School choice has fostered competition, and with that has come student recruitment, growing marketing budgets and branding for public schools.
The spring semester, January through May, is when schools tend to pick up their recruitment and marketing efforts in hopes of retaining current students, snagging new ones and securing the roughly $5,000 in revenue each child generates in state money. For charter schools, which are privately owned but operated with public money, that figure is about $6,000 per student.
School choice is no longer just between traditional public schools and private schools. The old ways of communicating with parents – sending home a flier with each kid – is no longer effective.
The new, competitive environment has school administrators and school boards trying to find the right combination of appropriate spending and return on investment.
Denise Birdwell, superintendent of Higley Unified School District, said the district spends between $30,000 and $60,000 a year on marketing and branding. She said it’s worth it because losing students to neighboring districts or charter schools will cost more in lost revenue.
“There are two sides to this world: Some people don’t want to speak about education as a business and there are others who say, ‘Why don’t you act more like a business?’” Birdwell said. “The reality is there is a business side to education and the consumer is the student.”
The competition isn’t just between traditional districts and charters. Districts compete with each other because children are allowed to cross boundaries to attend school. Arizona also has homeschooling, online instruction, a program that uses public money for students to attend private schools, and dollar-for-dollar tax credits for organizations that offer scholarships to private schools.
Before school choice, the communications emphasis was on getting information to the media and fliers were sent home with students to inform parents about school activities, said Birdwell, who has been in education for 30 years.
Branding didn’t exist for schools until about a decade ago, but has become important today, Birdwell said.
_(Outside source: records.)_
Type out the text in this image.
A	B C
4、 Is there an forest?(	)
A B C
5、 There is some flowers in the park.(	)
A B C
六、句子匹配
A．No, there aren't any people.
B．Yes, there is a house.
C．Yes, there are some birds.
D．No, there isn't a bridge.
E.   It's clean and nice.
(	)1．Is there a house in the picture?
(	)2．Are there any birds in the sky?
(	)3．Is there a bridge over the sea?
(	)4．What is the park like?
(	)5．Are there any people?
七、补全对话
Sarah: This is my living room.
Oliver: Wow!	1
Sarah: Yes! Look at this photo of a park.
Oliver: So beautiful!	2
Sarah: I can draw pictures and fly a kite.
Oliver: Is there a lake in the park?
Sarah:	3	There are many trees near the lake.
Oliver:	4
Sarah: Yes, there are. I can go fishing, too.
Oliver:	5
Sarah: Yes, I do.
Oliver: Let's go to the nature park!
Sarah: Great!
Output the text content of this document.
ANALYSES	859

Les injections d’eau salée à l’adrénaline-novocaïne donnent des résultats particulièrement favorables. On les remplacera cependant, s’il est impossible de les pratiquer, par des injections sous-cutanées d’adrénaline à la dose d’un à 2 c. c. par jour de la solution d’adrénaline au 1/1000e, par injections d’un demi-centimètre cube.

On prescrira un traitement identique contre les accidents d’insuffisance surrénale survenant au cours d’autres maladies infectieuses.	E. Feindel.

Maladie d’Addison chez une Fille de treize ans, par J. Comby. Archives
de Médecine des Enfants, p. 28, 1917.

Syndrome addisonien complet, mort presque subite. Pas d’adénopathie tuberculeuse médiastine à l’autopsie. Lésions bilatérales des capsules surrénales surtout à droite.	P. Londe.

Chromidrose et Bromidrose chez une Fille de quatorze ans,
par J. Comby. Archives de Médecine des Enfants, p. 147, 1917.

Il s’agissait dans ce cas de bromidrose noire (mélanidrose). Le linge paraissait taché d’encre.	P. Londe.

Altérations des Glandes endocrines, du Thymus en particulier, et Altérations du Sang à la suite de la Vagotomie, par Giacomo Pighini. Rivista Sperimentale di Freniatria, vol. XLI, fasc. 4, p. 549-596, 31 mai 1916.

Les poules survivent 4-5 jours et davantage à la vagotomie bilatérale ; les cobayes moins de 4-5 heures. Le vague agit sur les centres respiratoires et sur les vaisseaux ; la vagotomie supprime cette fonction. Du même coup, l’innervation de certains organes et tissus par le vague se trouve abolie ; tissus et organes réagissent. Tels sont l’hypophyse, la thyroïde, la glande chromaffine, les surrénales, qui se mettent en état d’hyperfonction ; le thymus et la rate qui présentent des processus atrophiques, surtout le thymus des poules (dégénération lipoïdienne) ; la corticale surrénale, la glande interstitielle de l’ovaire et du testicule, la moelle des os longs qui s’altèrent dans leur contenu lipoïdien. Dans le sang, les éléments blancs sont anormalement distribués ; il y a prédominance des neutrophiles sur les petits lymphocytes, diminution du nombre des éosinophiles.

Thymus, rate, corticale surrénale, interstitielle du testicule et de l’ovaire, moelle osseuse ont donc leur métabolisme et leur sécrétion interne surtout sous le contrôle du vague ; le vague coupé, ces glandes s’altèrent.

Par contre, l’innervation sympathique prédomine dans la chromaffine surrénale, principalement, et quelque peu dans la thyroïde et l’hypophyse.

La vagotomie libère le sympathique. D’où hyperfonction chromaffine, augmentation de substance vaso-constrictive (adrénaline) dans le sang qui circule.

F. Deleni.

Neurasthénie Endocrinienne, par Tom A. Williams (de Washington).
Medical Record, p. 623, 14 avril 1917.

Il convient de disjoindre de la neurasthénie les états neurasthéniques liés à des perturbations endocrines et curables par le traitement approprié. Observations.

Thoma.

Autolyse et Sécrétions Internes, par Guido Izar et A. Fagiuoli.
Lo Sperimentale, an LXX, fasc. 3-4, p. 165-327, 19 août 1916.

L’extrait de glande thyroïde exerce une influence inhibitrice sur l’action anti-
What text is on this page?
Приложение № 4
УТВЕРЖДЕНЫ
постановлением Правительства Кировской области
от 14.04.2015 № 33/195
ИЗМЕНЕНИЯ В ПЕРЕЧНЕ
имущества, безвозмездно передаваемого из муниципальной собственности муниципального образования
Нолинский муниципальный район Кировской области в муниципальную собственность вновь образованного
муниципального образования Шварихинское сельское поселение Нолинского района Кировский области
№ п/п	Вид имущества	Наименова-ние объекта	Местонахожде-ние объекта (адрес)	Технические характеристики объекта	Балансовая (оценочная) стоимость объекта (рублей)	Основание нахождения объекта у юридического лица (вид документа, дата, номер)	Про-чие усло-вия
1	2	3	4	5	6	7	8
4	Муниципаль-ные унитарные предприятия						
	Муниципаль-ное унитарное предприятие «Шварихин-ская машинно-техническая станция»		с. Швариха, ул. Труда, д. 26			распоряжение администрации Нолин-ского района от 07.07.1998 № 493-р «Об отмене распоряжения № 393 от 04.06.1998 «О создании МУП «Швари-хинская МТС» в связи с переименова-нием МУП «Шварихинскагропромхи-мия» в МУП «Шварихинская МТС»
“You have to sell programs,” she said. “What is it the consumer wants and is it there to compete with those that have sprung up all around you?”
Craig Pletenik, spokesman for Phoenix Union High School District, said there are 80 charter schools within the district, 45 of them for high school kids.
The district also has to contend with New Schools for Phoenix, a nonprofit associated with the Arizona Charter Schools Association that aims to open 25 A-rated schools by 2020 to serve students in poverty. The program trains leaders who want to open a new school, replicate a successful one or reform a failing one.
Pletenik said the district spends roughly $2 per student on marketing, or $54,000 a year. He said it has bought space on billboards, sent mailers into the edges of neighboring districts and recently bought air time on a radio station to advertise “Experience Phoenix Union: High School Expo,” a student recruiting and school marketing fair that was held Jan. 24 at Phoenix College.
The expo featured demonstrations from student dance and musical groups and information booths. It aimed at showcasing all of the experiences a kid between the ages of 14 and 18 would want in a high school.
Pletenik said the district highlights its improving academic achievement. But its marketing also differentiates it from charter schools by emphasizing that it is a full-service district that still has art, performing arts, athletics, athletic equipment and offers Junior ROTC, band and numerous other extracurricular activities.
“We think in our district in particular, even though a kid might be 14 years old, we think they have a big say in where they’re going,” Pletenik said.
The district’s enrollment has increased by 900 over the past two years and is now topping 27,000 for the first time in more than 30 years, he said.
“When we talk about school choice, students and parents are still choosing our schools,” he said.
Monica Stigler, an Arizona State University graduate student who prepared a policy analysis on parent choices for the Morrison Institute, said parents from all backgrounds choose schools primarily based on academic performance. But there are host of other reasons.
For instance, she said, parents in low-income areas often choose schools based on security or crime rates, while another segment of parents, particularly single parents, might consider transportation or lack of transportation when choosing a school outside their boundaries. Tradition can also play a part in choosing schools.
Stigler said studies have shown that schools are marketing themselves using emotional themes, logos and incentives rather than hard evidence of academic achievement.
Schools might emphasize their cultural diversity or programs not found anywhere else along with their achievement levels.
“They want to highlight their better qualities,” Stigler said.
Rebecca Halonen, co-founder of Create Academy, a proposed charter school that is within the boundaries of Phoenix Union, doesn’t have much of a marketing budget. She doesn’t even have a school location yet. But she’s been knocking on doors in south Phoenix since August trying to recruit the 200 students planned for the school’s opening this fall.
The school has been given a contract to operate and is part of the New Schools for Phoenix program. It has been holding low-key community events to get the word out that it is trying to bring an arts program to a neighborhood that doesn’t have one.
Halonen said there are plans to buy radio airtime as opening day draws nearer. But for now the proposed school depends on relationships the staff and board members have in the community, as well as word-of-mouth.
Halonen said she doesn’t necessarily see the school, which will also be within the Phoenix Elementary School District boundaries, as competing with the districts. She would even like to see a partnership with a district down the road.
“We see ourselves as being able to offer something that district schools have difficulty offering,” Halonen said.